A capitã do Botafogo, Fernanda Tipa, também comentou a falta de comunicação e o impacto no aquecimento das equipes:
"Quando estávamos para entrar, o delegado nos avisa que a arbitragem estava atrasada. Poderia ter sido avisado antes, até para termos mais calma para aquecer e não ficar tanto tempo paradas. Acontece, mas espero que não aconteça nas próximas vezes. É muito feio para a modalidade."
Ambas as declarações destacam que as equipes chegaram ao estádio com antecedência e que o atraso afetou o preparo físico e psicológico das jogadoras.
Nota da Federação e alinhamento disciplinar
A Federação de Futebol do Estado do Rio de Janeiro emitiu nota oficial lamentando o ocorrido. A entidade declarou alinhamento disciplinar com a CBF e endossou as sanções aplicadas. Na nota, a federação qualificou o comportamento como inadequado e que infringe os padrões estabelecidos pelas entidades responsáveis.
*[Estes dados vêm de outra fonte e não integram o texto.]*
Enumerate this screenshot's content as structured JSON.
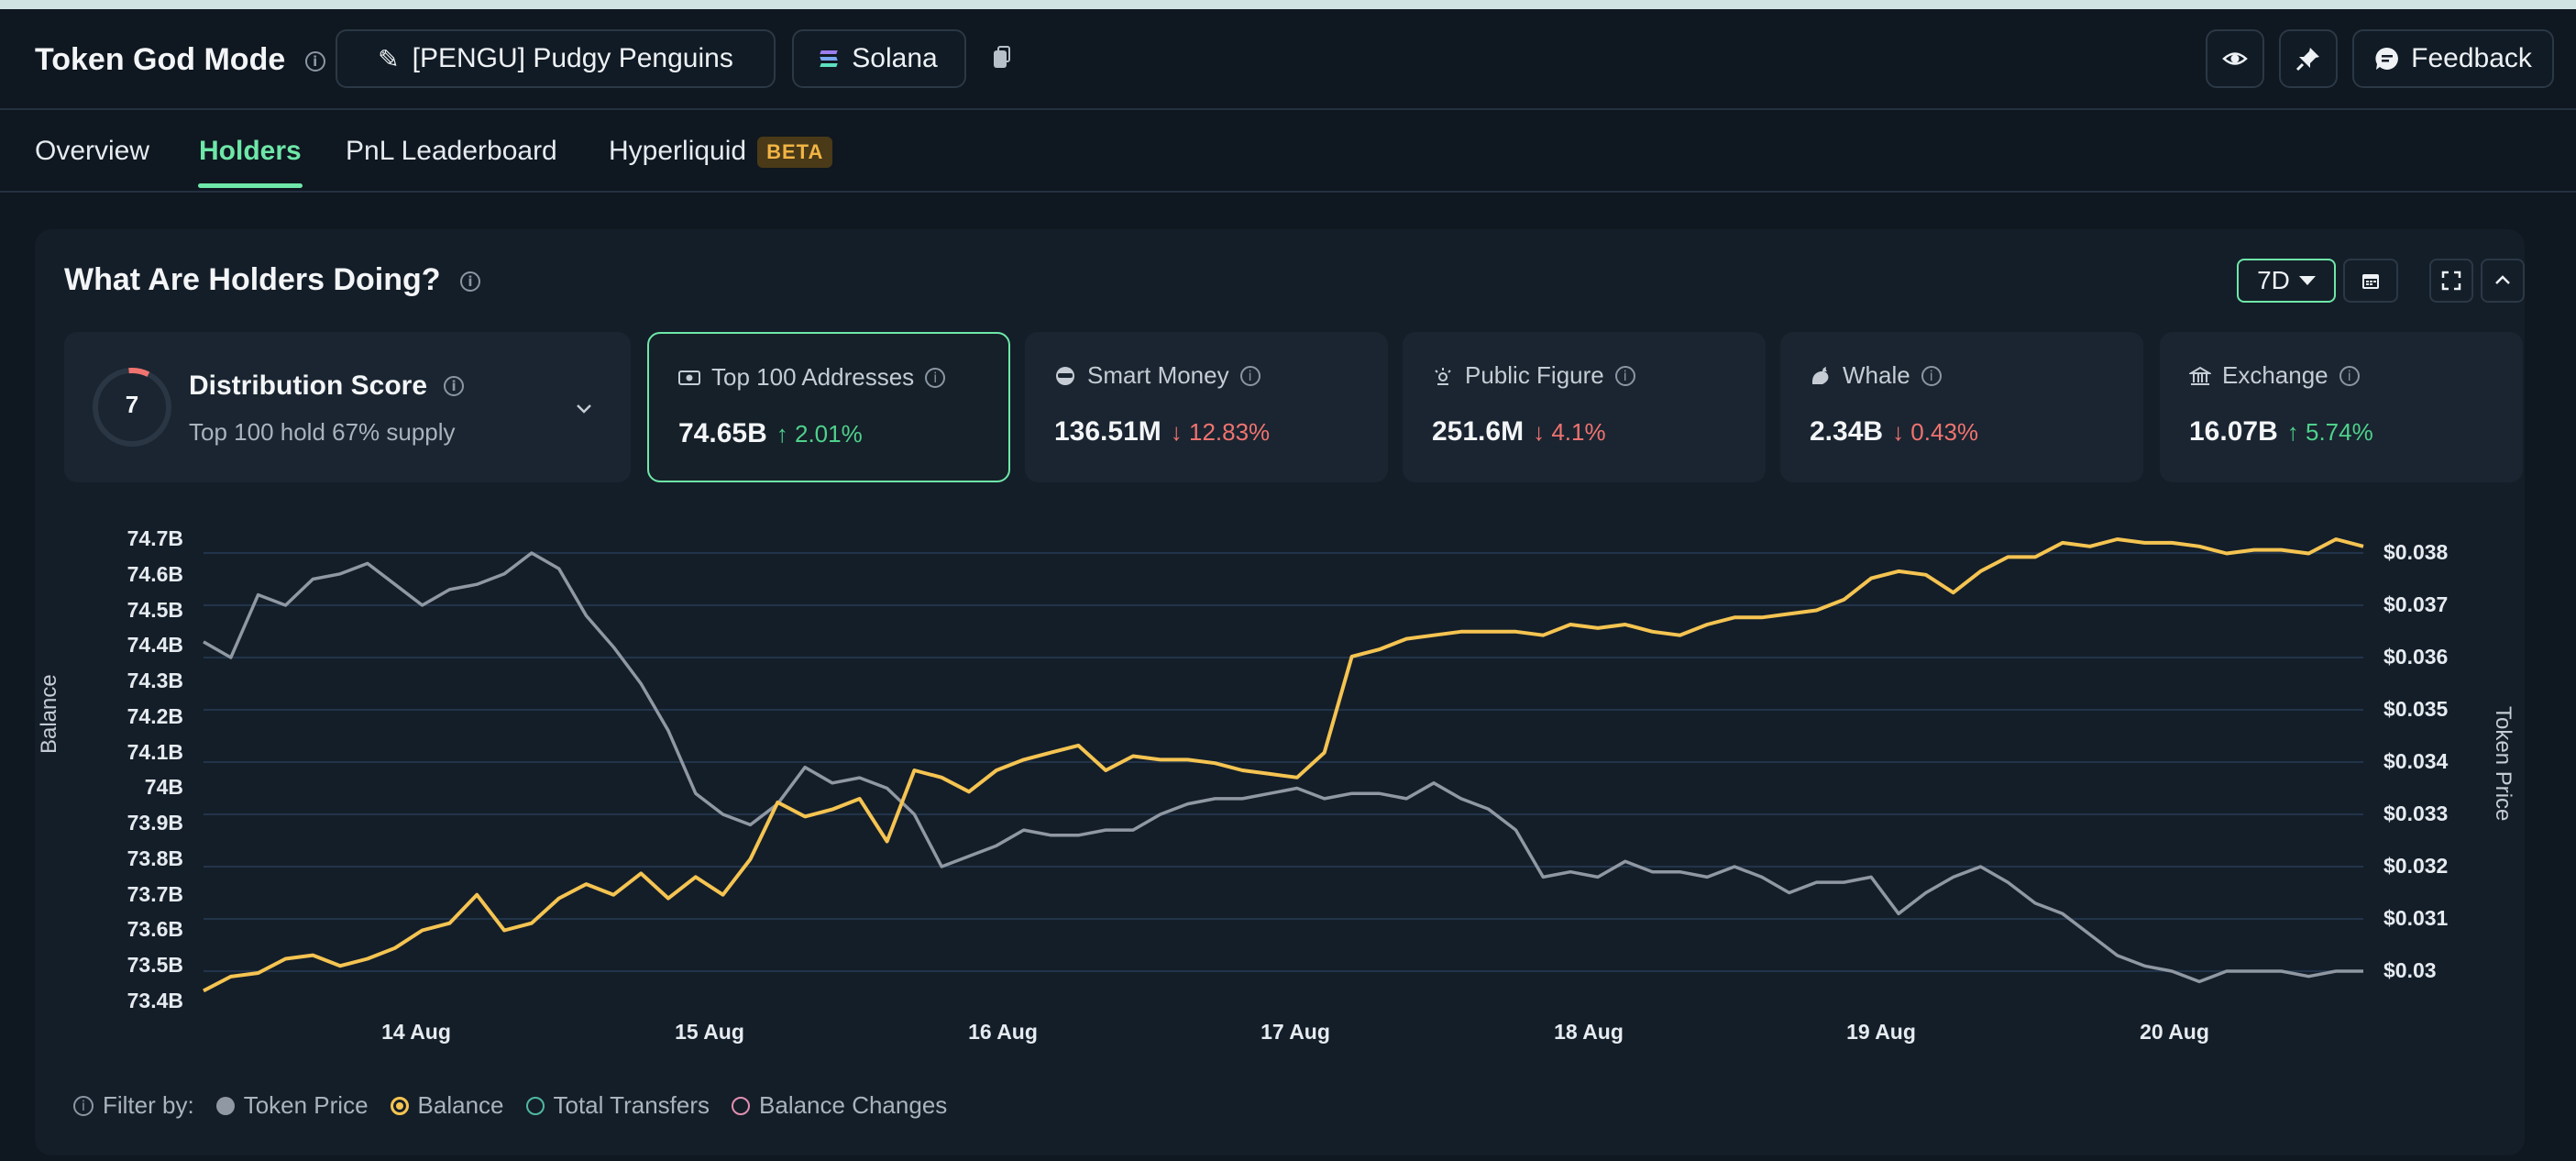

Análise de impacto para o Flamengo
O episódio teve efeito direto sobre a preparação do elenco do Flamengo para o duelo. A capitã Djeni relatou que o time chegou ao estádio duas horas antes do jogo e enfrentou espera em condições climáticas adversas. O atraso, portanto, alterou o planejamento pré-jogo e o aquecimento.
No aspecto disciplinar, as penalidades aplicadas à arbitragem não envolvem o clube. Ainda assim, o Flamengo foi parte afetada pelo atraso e registrou reclamação oficial por meio das falas de sua capitã. O empate por 1 a 1 manteve o resultado no campo, mas o episódio gerou desgaste para as atletas e para a imagem da competição.
Perspectivas e cenários futuros
O caso reforça chamadas para cumprimento rigoroso de horários e para melhoria na comunicação entre árbitras, clubes e organizadores. A transcrição dos fatos aponta para duas linhas de desdobramento já em curso:
- Apuração e aplicação das penalidades por parte da CBF, com suspensão temporária e preventiva de árbitras envolvidas.
- Repercussão pública e institucional, com a Federação estadual endossando as medidas e destacando a necessidade de manutenção de padrões disciplinares.
As jogadoras pediram que episódios semelhantes não se repitam. A nota da federação e as suspensões da CBF indicam que medidas disciplinares serão levadas adiante, o que pode alterar a escala de arbitragem em rodadas seguintes do Campeonato Brasileiro Feminino.
Conclusão editorial
O atraso de 26 minutos e as suspensões aplicadas à equipe de arbitragem marcaram o clássico entre Botafogo e Flamengo. Mais do que o placar de 1 a 1, o episódio expôs falhas de comunicação e logística. As penalidades impostas pela CBF e o endosso da federação estadual mostram reação institucional. Resta agora acompanhar a conclusão da apuração e se medidas práticas serão implementadas para evitar reincidência. Para as jogadoras do Mengão, ficou o desconforto e a expectativa de que a competição mantenha padrões profissionais e respeito no trato com atletas.